This salad makes use of an often over looked vegetable.
- ½ cup olive oil
- 1 Tbs balsamic vinegar
- 1 shallot, minced
- 1 Tbs fresh basil, chopped
- ½ tsp salt
- ¼ tsp white pepper
- 8 medium leeks
- 1 Tbs parsley, chopped
- slivers of Parmesan cheese
- Mix together the olive oil, vinegar, shallot, basil, salt, and white pepper.
- Heat a pot of water to boiling over high heat.
- Trim the root ends of the leeks.

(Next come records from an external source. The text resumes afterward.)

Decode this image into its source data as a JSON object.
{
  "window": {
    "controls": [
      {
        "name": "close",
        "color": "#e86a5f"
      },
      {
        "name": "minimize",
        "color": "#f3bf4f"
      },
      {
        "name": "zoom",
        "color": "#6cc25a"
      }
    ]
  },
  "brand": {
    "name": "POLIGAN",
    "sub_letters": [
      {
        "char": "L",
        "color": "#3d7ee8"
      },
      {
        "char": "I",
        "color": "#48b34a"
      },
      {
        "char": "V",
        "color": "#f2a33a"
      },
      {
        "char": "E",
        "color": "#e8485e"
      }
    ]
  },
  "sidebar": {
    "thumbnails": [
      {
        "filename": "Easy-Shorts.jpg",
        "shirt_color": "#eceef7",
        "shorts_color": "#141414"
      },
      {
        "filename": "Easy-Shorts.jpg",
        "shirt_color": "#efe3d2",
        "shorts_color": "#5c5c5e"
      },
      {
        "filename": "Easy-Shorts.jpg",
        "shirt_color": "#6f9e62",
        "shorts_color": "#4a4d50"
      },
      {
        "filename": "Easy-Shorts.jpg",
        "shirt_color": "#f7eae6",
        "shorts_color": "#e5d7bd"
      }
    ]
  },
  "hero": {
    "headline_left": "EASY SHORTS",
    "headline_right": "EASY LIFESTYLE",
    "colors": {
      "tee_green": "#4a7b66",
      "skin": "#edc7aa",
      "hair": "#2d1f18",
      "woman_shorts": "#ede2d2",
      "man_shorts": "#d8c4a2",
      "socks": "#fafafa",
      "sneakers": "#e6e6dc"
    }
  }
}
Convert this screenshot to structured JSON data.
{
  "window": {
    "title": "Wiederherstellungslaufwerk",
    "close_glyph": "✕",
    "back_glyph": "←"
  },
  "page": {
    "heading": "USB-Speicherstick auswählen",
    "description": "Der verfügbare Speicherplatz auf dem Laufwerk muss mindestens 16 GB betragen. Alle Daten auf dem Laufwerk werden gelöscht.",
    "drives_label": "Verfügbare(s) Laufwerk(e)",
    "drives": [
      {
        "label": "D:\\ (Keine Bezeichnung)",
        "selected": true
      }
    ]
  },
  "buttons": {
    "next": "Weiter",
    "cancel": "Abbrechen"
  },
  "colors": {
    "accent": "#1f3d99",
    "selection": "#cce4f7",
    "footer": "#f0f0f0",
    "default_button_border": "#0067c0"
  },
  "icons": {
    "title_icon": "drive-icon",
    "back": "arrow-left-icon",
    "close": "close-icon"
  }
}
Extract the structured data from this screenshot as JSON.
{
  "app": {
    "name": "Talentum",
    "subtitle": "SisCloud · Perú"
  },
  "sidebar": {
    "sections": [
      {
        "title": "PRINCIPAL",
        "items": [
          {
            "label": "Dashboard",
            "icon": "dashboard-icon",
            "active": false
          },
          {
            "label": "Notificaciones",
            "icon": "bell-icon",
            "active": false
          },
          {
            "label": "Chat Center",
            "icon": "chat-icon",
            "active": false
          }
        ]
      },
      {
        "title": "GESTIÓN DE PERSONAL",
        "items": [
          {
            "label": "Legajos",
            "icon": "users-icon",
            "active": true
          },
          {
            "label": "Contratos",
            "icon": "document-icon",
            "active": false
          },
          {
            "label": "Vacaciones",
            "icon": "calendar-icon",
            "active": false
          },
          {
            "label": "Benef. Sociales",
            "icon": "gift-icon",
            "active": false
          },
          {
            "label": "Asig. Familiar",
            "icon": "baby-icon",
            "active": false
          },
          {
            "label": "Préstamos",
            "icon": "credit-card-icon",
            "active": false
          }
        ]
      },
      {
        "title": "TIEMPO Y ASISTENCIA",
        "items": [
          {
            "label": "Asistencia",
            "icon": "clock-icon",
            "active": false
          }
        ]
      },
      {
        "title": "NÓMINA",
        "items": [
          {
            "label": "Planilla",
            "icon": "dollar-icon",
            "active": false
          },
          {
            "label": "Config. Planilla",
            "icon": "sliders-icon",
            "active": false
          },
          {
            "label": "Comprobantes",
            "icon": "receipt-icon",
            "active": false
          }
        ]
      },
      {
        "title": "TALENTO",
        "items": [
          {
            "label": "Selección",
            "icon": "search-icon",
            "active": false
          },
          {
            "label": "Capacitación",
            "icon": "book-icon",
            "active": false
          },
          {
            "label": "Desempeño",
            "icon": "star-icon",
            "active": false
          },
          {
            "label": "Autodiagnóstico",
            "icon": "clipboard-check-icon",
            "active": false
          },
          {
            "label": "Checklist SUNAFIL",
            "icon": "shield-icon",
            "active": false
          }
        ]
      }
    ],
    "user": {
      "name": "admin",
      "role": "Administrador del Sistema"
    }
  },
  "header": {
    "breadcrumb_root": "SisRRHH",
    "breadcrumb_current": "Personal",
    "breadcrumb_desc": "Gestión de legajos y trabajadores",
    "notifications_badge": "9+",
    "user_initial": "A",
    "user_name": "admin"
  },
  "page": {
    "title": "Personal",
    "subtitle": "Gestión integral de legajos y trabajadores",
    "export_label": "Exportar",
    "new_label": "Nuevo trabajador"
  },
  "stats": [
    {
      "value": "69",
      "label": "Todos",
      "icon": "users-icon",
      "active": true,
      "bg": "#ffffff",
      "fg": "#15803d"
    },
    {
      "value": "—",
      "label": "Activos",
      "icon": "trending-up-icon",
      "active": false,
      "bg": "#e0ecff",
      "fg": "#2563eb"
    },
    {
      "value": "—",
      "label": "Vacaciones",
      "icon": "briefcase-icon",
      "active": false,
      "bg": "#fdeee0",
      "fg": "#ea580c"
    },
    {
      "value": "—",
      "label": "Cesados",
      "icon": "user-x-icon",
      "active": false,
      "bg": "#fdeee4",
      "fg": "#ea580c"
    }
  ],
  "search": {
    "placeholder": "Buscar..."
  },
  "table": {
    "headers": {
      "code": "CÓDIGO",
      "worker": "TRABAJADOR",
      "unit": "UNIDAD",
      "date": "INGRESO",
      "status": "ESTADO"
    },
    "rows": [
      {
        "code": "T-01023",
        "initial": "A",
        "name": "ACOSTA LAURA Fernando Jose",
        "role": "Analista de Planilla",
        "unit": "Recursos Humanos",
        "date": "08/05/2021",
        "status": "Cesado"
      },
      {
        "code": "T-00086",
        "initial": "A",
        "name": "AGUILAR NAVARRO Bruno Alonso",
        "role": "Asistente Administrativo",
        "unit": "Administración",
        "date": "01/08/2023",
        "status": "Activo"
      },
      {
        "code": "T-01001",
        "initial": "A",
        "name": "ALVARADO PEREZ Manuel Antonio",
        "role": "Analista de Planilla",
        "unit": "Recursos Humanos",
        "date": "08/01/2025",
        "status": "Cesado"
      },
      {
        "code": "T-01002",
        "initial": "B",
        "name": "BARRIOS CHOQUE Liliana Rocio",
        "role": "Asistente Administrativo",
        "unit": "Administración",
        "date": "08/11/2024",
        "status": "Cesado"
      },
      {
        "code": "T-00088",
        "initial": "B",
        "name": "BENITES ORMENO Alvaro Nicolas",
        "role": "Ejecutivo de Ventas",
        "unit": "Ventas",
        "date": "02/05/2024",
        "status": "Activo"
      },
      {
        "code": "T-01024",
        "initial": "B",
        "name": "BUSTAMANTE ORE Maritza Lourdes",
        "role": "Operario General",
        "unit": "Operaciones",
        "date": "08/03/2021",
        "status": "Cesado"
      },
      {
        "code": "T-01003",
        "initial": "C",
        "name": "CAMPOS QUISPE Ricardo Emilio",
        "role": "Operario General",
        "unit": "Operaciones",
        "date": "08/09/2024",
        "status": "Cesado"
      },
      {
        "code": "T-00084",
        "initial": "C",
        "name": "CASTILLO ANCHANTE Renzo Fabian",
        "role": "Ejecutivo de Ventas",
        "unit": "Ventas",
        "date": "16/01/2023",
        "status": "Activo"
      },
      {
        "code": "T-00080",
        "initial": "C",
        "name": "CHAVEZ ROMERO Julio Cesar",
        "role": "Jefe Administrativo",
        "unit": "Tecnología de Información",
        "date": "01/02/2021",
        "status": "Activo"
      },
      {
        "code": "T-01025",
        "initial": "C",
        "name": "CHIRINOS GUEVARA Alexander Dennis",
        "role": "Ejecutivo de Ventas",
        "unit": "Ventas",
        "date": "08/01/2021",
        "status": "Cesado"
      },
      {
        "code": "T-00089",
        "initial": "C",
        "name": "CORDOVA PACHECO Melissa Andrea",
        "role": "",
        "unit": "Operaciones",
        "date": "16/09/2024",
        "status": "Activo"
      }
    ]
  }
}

Cut the leeks into 5” pieces.
- Drop the leek pieces into the water and cook for 3 minutes.
- Remove the leeks and drain well.
- Place leeks in a shallow dish and over with the dressing mixed together in step 1.
- Refrigerate until well chilled (at least 1 hour).
- Before serving sprinkle with parsley and slivers of Parmesan cheese.
Note: This salad dressing is a good basic recipe that goes well with many types of greens.
- 2 large leeks
- 1 small green bell pepper
- 1 cup walnuts, chopped
- 1 tsp sea salt
- 1 tsp black pepper, freshly ground
- 3 Tbs olive oil
- 1 Tbs lemon juice
- 1 Tbs mayonnaise
- Trim and clean the leeks, and slice into thin strips 3-4" long.
- Blanch the leeks in boiling water for 2 minutes, drain and allow to cool.
- Remove the core and seeds from the green bell pepper and dice.
- In a small mixing bowl whisk together the olive oil, lemon juice, mayonnaise, salt, and pepper.
- Combine the leeks, green bell pepper, and walnuts in a salad bowl and toss with the dressing.
Note: Dirt can hide in the various layers of the leek. I like to give mine a good rinse after slicing to ensure all the grit is gone.